Discovery lasts months and sometimes even years. This is where the majority of the work in a legal case is done.

This is the time when we find the facts.

Here we will focus on depositions, produce documents, give suppueanas, etc. This is also the time where witnesses are discovered and prepared.

After discovery, there is another hurdle the plaintiff must overcome. This is based on rule 56, summary judgment. Summary judgment is when the court determines that the plaintiff was not able to show that a reasonable jury would have a chance of ruling in their behalf. The purpose of this is to minimize costs of having a jury and a court to hear a case where the evidence is lacking.


This usually takes only a few days.

At trial, the case could be dismissed for lack of evidence. This is called “judgment as a matter of law.” It acts the same as rule 56. The reason why we have JMOL is because sometimes the evidence changes after discovery. An example of this happening is when a witness tells a false story during depositions, but tells the truth during a trial. If the truth changes the facts of events, it could mean that the evidence is insufficient to meet legal requirements.

Pleadings In-depth

We want to begin to look at the term allegation differently. In law, allegation simply means that it is a fact assertion. This is good, bad, etc. In a complaint, you do not need to state all the facts, only the ones that are relevant to obtaining a relief.

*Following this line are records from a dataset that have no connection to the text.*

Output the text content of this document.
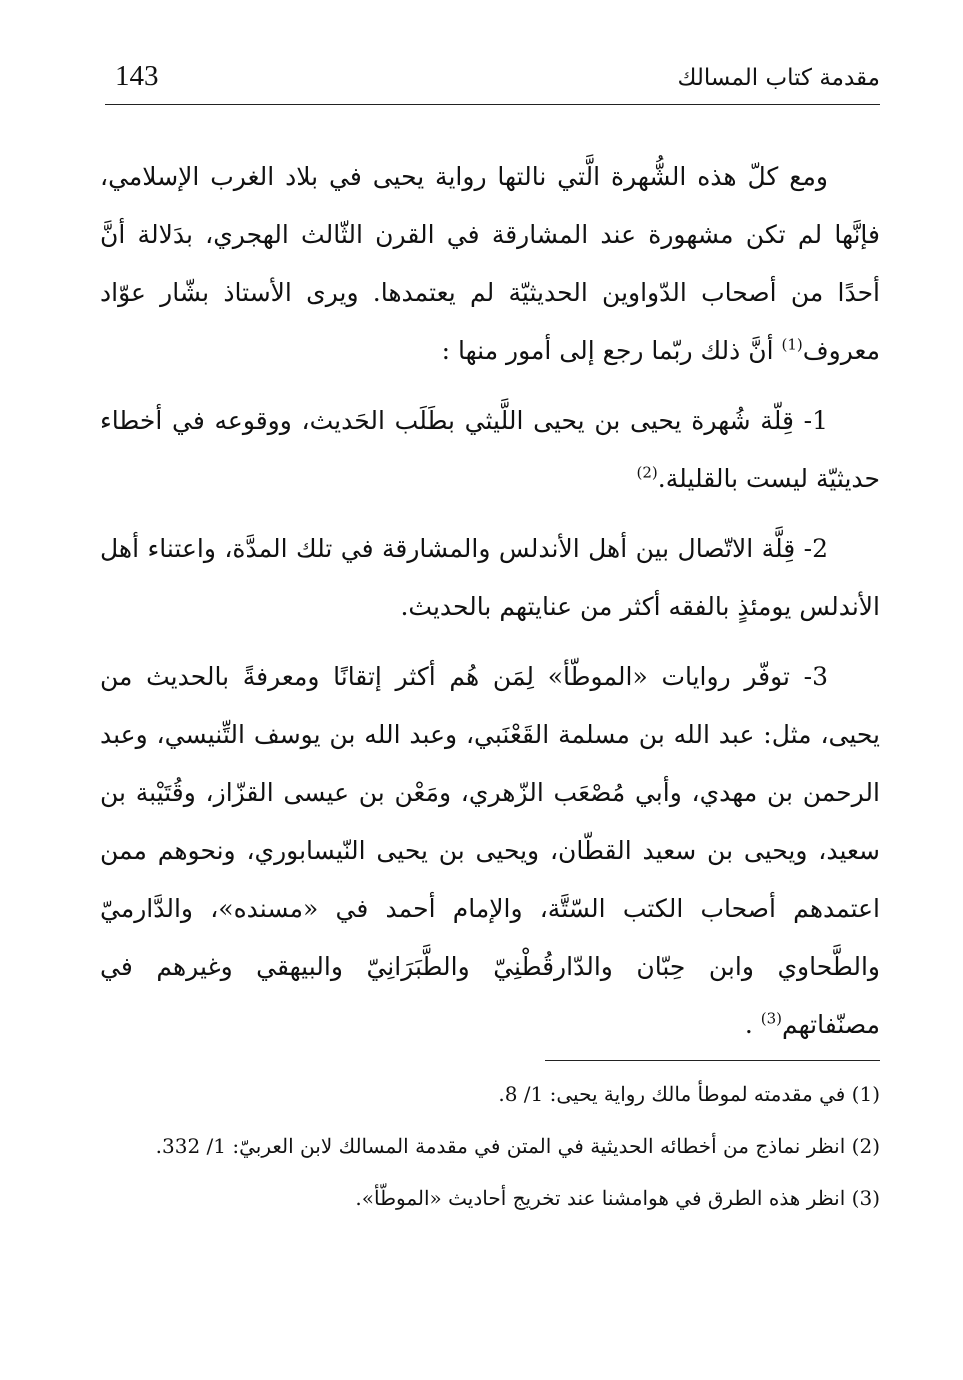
143	مقدمة كتاب المسالك

ومع كلّ هذه الشُّهرة الَّتي نالتها رواية يحيى في بلاد الغرب الإسلامي، فإنَّها لم تكن مشهورة عند المشارقة في القرن الثّالث الهجري، بدَلالة أنَّ أحدًا من أصحاب الدّواوين الحديثيّة لم يعتمدها. ويرى الأستاذ بشّار عوّاد معروف$^{(1)}$ أنَّ ذلك ربّما رجع إلى أمور منها :

1- قِلّة شُهرة يحيى بن يحيى اللَّيثي بطَلَب الحَديث، ووقوعه في أخطاء حديثيّة ليست بالقليلة.$^{(2)}$

2- قِلَّة الاتّصال بين أهل الأندلس والمشارقة في تلك المدَّة، واعتناء أهل الأندلس يومئذٍ بالفقه أكثر من عنايتهم بالحديث.

3- توفّر روايات «الموطّأ» لِمَن هُم أكثر إتقانًا ومعرفةً بالحديث من يحيى، مثل: عبد الله بن مسلمة القَعْنَبي، وعبد الله بن يوسف التِّنيسي، وعبد الرحمن بن مهدي، وأبي مُصْعَب الزّهري، ومَعْن بن عيسى القزّاز، وقُتَيْبة بن سعيد، ويحيى بن سعيد القطّان، ويحيى بن يحيى النّيسابوري، ونحوهم ممن اعتمدهم أصحاب الكتب السّتَّة، والإمام أحمد في «مسنده»، والدَّارميّ والطَّحاوي وابن حِبّان والدّارقُطْنِيّ والطَّبَرَانِيّ والبيهقي وغيرهم في مصنّفاتهم$^{(3)}$ .

(1) في مقدمته لموطأ مالك رواية يحيى: 1/ 8.

(2) انظر نماذج من أخطائه الحديثية في المتن في مقدمة المسالك لابن العربيّ: 1/ 332.

(3) انظر هذه الطرق في هوامشنا عند تخريج أحاديث «الموطّأ».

In civil procedure, the plaintiff must show the “preponderance of the evidence” which means “more likely than not” or 50.1%. But this happens at trial. At the pleading stage, all we want to do is share just enough facts to say that the plaintiff may have a claim here. In other words, we are asking, “has the plaintiff met the bare minimum levels?” If so, then it can move onto discovery.

To show this, the plaintiff needs to connect the facts, with the legal claim. Because of this, the job of the judge is a gatekeeper. Their purpose is make sure the facts and law align. If there is a law, but the facts do not support it, then it should also be dismissed.

A claim in the plaintiff is referred to as a “count”. For example “Count I,””Count 2,” or “Count 3.”


The content contained in this article may contain inaccuracies and is not intended to reflect the opinions, views, beliefs, or practices of any academic professor or publication. Instead, this content is a reflection on the author’s understanding of the law and legal practices.